“Libertà è partecipazione” cita una fortunata e non dimenticata canzone italiana musicata da Giorgio Gaber. Corollario di questo motto è che all’aumentare delle occasioni di partecipazione alle decisioni pubbliche, aumentano gli spazi di libertà sia individuali che collettivi.
In tale contesto, alcuni studi si spingono anche a dimostrare che la partecipazione alla vita pubblica rappresenta un importante indicatore di “felicità”. Le competizioni elettorali sono, per antonomasia, i momenti più solenni in cui la persona diventa cittadino della propria Nazione, attore della propria comunità, finanziatore di capitale sociale e veicolo di educazione civica.
Da qui la conclusione che anima i più, soprattutto in periodi di disaffezione dalla politica come questi, secondo cui l’esercizio del diritto di voto oltre ad essere un diritto costituzionalmente garantito è anche un dovere morale.
Mi permetto di non aderire acriticamente a questo teorema, partendo dalla considerazione che non è affatto vero che una democrazia ad elevata partecipazione è necessariamente una democrazia migliore. Sono fermamente convinto che gli elettori irresponsabili dovrebbero astenersi piuttosto che votare male. Votare, mentre è certamente un diritto, non è affatto un dovere. Se si decide liberamente di votare, bisogna farlo dimostrando di essere consapevoli, razionali, privi di pregiudizi, retti ed adeguatamente informati circa i propri convincimenti politici. Quanti lo sono?
Orbene, diffusi, soprattutto nel meridione assistito, sono i casi di “voto strappato” e questo risultato non configura altro che un’attività dannosa non solo per se stessi ma per l’intera collettività. Votare male è infatti un serio problema collettivo, non diverso dall’inquinamento atmosferico. Chi brucia plastica nel proprio terreno produce danni inevitabilmente anche agli altri che, civicamente, preferiscono invece smaltire i propri rifiuti con la tecnica della raccolta differenziata. Allo stesso modo chi vota male perché distratto, ovvero perché costretto, non si rende conto di danneggiare gli altri, costretti a risentire delle scelte sbagliate altrui nella selezione della rappresentanza politica.
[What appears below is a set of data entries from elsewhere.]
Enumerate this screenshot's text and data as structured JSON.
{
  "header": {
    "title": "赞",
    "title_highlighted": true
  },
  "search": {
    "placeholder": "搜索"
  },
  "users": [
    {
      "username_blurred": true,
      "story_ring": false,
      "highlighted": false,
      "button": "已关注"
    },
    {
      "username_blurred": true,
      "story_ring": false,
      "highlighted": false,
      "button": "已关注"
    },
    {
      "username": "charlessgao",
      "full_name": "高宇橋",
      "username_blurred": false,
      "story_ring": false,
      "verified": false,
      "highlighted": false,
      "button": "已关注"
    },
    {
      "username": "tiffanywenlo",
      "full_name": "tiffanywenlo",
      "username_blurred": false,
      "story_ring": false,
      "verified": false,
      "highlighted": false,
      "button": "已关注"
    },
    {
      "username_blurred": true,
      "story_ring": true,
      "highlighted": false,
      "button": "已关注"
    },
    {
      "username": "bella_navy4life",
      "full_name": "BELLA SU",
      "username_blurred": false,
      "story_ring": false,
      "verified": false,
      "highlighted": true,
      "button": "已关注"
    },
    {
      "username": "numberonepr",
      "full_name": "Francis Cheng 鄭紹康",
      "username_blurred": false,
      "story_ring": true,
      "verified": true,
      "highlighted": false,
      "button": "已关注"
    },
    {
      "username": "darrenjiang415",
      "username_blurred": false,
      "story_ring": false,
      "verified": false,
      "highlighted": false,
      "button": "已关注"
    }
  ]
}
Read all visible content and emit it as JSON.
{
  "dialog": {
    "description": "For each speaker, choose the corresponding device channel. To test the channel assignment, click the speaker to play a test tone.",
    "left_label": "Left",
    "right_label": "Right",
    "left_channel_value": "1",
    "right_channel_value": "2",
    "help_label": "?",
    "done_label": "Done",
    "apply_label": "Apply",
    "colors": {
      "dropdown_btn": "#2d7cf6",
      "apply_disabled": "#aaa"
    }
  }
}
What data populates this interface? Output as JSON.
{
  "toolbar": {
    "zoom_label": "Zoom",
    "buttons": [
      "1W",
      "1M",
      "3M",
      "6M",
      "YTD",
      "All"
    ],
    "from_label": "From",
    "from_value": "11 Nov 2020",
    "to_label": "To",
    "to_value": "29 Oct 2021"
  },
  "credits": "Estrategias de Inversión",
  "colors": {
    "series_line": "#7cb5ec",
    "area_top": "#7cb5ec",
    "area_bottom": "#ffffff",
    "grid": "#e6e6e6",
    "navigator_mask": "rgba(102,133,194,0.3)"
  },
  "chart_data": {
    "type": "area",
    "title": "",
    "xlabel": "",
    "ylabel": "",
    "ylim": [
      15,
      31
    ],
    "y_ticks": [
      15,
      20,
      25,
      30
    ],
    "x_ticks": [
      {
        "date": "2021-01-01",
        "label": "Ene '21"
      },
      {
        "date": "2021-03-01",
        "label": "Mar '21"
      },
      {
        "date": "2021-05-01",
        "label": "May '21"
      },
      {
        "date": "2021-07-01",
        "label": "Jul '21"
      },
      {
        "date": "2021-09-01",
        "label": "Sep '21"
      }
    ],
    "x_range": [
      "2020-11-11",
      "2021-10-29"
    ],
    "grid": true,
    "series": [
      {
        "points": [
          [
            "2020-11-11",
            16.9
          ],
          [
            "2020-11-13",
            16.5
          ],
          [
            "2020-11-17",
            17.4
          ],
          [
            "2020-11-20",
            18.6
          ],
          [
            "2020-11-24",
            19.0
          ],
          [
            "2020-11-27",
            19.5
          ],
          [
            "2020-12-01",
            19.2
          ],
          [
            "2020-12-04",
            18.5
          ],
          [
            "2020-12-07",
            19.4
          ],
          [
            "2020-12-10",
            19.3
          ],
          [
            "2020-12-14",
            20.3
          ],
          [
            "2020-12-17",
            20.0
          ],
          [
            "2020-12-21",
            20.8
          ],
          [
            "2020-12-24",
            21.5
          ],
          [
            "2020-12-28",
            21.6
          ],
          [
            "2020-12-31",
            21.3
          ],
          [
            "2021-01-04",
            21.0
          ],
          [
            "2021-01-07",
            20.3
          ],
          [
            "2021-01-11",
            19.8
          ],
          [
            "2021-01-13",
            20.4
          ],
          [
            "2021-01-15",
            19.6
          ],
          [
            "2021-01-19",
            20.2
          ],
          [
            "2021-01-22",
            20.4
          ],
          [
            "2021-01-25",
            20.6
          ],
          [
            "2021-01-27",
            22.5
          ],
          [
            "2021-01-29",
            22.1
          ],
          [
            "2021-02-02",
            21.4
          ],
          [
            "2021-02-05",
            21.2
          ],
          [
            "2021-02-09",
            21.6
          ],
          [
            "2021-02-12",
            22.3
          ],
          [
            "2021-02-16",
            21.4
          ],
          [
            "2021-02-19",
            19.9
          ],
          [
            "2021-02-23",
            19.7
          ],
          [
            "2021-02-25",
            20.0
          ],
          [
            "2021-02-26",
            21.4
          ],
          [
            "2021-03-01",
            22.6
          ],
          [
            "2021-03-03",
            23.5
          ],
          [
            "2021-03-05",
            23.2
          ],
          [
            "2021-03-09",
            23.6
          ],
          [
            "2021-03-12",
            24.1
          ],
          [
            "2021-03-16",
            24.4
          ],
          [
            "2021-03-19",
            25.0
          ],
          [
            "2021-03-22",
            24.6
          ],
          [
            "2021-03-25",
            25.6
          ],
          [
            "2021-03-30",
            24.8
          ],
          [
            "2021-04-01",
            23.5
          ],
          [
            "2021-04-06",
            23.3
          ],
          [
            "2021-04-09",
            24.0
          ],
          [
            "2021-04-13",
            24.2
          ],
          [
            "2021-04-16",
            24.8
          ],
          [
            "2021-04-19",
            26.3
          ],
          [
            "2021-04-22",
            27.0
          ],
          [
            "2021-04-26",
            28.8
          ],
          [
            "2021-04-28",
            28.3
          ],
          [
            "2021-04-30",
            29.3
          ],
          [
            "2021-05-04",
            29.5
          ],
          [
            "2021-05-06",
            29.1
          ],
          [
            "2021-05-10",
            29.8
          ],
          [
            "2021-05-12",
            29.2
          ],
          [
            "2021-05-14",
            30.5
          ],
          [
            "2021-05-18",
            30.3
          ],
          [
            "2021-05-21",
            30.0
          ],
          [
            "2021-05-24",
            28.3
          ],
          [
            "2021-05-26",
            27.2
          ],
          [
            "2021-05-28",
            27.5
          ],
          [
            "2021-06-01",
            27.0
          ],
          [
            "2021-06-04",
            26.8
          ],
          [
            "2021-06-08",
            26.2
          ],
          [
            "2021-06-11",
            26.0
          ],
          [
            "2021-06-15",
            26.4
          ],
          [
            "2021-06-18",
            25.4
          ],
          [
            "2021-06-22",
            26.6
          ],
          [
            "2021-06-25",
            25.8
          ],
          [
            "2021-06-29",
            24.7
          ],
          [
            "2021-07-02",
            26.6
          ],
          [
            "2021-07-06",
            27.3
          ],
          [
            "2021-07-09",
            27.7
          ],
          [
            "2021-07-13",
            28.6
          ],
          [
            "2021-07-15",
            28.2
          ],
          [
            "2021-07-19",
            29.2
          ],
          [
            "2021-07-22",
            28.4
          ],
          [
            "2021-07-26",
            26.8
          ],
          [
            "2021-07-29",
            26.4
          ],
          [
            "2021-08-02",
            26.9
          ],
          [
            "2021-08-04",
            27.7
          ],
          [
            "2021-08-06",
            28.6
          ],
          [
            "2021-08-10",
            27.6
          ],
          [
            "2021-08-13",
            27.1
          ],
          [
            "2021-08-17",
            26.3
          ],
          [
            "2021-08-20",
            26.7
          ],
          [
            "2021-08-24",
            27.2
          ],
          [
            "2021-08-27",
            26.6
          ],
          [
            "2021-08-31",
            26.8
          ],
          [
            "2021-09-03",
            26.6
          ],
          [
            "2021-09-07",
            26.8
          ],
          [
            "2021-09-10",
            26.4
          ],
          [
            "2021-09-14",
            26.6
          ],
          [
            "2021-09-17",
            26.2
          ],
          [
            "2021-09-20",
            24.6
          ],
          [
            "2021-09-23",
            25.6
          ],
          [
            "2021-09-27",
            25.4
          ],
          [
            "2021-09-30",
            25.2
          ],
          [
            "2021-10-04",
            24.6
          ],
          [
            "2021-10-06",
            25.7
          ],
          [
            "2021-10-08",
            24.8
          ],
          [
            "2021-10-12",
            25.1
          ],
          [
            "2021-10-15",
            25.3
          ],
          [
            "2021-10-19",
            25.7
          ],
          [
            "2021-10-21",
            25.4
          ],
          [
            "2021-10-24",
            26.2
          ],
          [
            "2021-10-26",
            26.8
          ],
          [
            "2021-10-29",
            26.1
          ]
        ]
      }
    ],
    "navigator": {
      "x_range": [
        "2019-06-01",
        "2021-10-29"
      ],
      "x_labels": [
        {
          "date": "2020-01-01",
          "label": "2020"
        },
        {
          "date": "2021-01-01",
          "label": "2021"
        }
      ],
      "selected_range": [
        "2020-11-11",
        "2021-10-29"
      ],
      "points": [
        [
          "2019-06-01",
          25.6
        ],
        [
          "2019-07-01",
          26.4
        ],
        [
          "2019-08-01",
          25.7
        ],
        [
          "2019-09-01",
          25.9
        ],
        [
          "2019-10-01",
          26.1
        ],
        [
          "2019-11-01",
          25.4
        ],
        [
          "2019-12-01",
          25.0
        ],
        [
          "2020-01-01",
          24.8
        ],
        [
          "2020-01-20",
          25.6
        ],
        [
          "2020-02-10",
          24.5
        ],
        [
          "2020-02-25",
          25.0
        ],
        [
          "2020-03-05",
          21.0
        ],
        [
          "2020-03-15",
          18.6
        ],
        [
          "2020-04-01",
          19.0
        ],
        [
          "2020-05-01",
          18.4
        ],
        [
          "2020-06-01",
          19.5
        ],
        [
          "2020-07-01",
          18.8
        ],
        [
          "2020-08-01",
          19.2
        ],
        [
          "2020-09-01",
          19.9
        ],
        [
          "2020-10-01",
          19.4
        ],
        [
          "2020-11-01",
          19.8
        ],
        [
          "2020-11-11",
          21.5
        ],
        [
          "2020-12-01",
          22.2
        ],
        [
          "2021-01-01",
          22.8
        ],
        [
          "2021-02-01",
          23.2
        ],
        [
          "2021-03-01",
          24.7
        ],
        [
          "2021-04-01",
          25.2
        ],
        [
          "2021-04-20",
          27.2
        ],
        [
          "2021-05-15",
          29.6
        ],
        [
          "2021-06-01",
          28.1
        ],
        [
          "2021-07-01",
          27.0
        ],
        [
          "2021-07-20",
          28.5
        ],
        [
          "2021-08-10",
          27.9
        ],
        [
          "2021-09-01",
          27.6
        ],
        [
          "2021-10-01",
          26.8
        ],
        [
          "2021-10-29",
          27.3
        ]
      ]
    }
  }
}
Ceteris paribus, dovremmo tutti condividere il costo del non inquinare. La riduzione dell’inquinamento elettorale è un obiettivo più avanzato rispetto all’elementare partecipazione opportunamente invocata da Gaber. Gli obblighi che oggi contraiamo gli uni con gli altri in virtù del nostro “stare assieme” non si concretano solamente in un “dovere di votare” ma anche nell’obbligo civico di “non votare male”. Ci sono molti modi per esprimere le proprie “virtù civiche”. L’esercizio del voto è uno fra tanti ma i riflessi che questo ha sulla collettività impongono una certa diligenza che, in tempi di antipolitica, andrebbe maggiormente soppesata.